Lawsuit Alleges North Carolina has Nearly One Million Inactive Voters
(USA Features) Government and legal watchdog Judicial Watch has filed suit against the state of North Carolina for failing to purge more than 1 million inactive names from voter registration rolls.
The group, which has filed similar lawsuits against a number of other states, says keeping inactive names on registration lists makes it easier to commit vote fraud.
The suit against North Carolina, as well as Mecklenburg Guildford Counties, alleges that officials have not cleaned up voter registration lists as required by the National Voter Registration Act of 1993.
According to Judicial Watch, about 17 percent of North Carolina’s voter registrations are inactive as of 2019 — making it the fifth-highest state in the country for inactive registered voters.
Specifically, about 15.5 percent of Mecklenburg County’s voter registrations are inactive, while 18 percent of Guilford County’s voter registrations are inactive, Breitbart News reported.

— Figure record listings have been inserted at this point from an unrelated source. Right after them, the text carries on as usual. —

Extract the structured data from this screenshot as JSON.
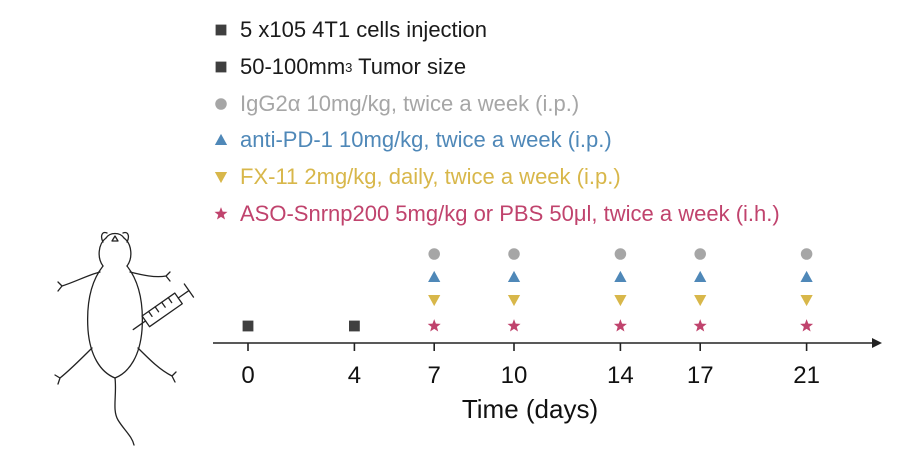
{
  "legend": [
    {
      "id": "injection",
      "marker": "square",
      "color": "#3f3f3f",
      "text": "5 x105 4T1 cells injection"
    },
    {
      "id": "tumor-size",
      "marker": "square",
      "color": "#3f3f3f",
      "text": "50-100mm",
      "sup": "3",
      "text_after": " Tumor size"
    },
    {
      "id": "igg2a",
      "marker": "circle",
      "color": "#a6a6a6",
      "text": "IgG2α 10mg/kg, twice a week (i.p.)"
    },
    {
      "id": "anti-pd1",
      "marker": "triangle-up",
      "color": "#4f88b8",
      "text": "anti-PD-1 10mg/kg, twice a week (i.p.)"
    },
    {
      "id": "fx11",
      "marker": "triangle-down",
      "color": "#d8b74a",
      "text": "FX-11 2mg/kg, daily, twice a week (i.p.)"
    },
    {
      "id": "aso",
      "marker": "star",
      "color": "#c0436d",
      "text": "ASO-Snrnp200 5mg/kg or PBS 50μl, twice a week (i.h.)"
    }
  ],
  "timeline": {
    "axis_label": "Time (days)",
    "ticks": [
      "0",
      "4",
      "7",
      "10",
      "14",
      "17",
      "21"
    ],
    "events": [
      {
        "day": "0",
        "markers": [
          "injection"
        ]
      },
      {
        "day": "4",
        "markers": [
          "tumor-size"
        ]
      },
      {
        "day": "7",
        "markers": [
          "igg2a",
          "anti-pd1",
          "fx11",
          "aso"
        ]
      },
      {
        "day": "10",
        "markers": [
          "igg2a",
          "anti-pd1",
          "fx11",
          "aso"
        ]
      },
      {
        "day": "14",
        "markers": [
          "igg2a",
          "anti-pd1",
          "fx11",
          "aso"
        ]
      },
      {
        "day": "17",
        "markers": [
          "igg2a",
          "anti-pd1",
          "fx11",
          "aso"
        ]
      },
      {
        "day": "21",
        "markers": [
          "igg2a",
          "anti-pd1",
          "fx11",
          "aso"
        ]
      }
    ]
  },
  "illustration": {
    "icon": "mouse-with-syringe-icon"
  }
}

The latest lawsuit comes as Leftist billionaire George Soros is bankrolling a nationwide effort led by Democrats to implement mail-in balloting, which critics say also lends itself to vote fraud.
Democrats want to see the measure implemented ahead of the 2020 elections in November, but it’s doubtful that majority Republicans in the Senate would back such a plan or that President Donald Trump would sign it.

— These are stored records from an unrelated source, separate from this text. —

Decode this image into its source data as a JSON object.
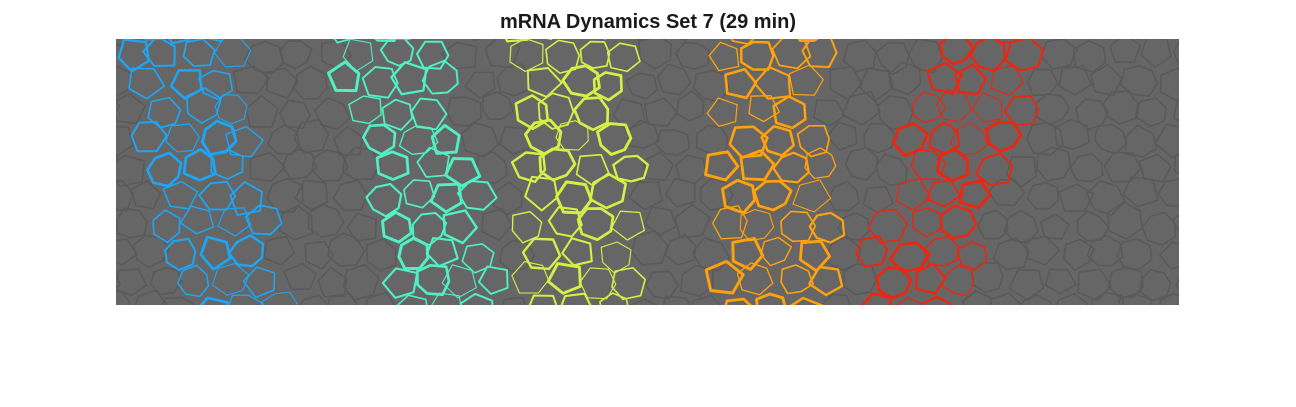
{
  "title": "mRNA Dynamics Set 7 (29 min)",
  "background_color": "#666666",
  "cell_edge_color": "#5a5a5a",
  "stripes": [
    {
      "color": "#1ca6f5"
    },
    {
      "color": "#4ef0c4"
    },
    {
      "color": "#d2f046"
    },
    {
      "color": "#ffa20d"
    },
    {
      "color": "#ee250f"
    }
  ]
}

House Speaker Nancy Pelosi (D-Calif.) has tried to include a nationwide mail-in ballot initiative as part of ongoing coronavirus relief efforts.
She has said the mail-in ballot would alleviate the need for Americans to expose themselves to the virus by showing up at polling places.
“Election expert Eric Eggers, research director of the Government Accountability Insititute, has said such a plan would potentially send mail-in ballots to an estimated 24 million ineligible voters — including two million dead voters and nearly three million voters who are registered to vote in more than one state,” Breitbart News noted.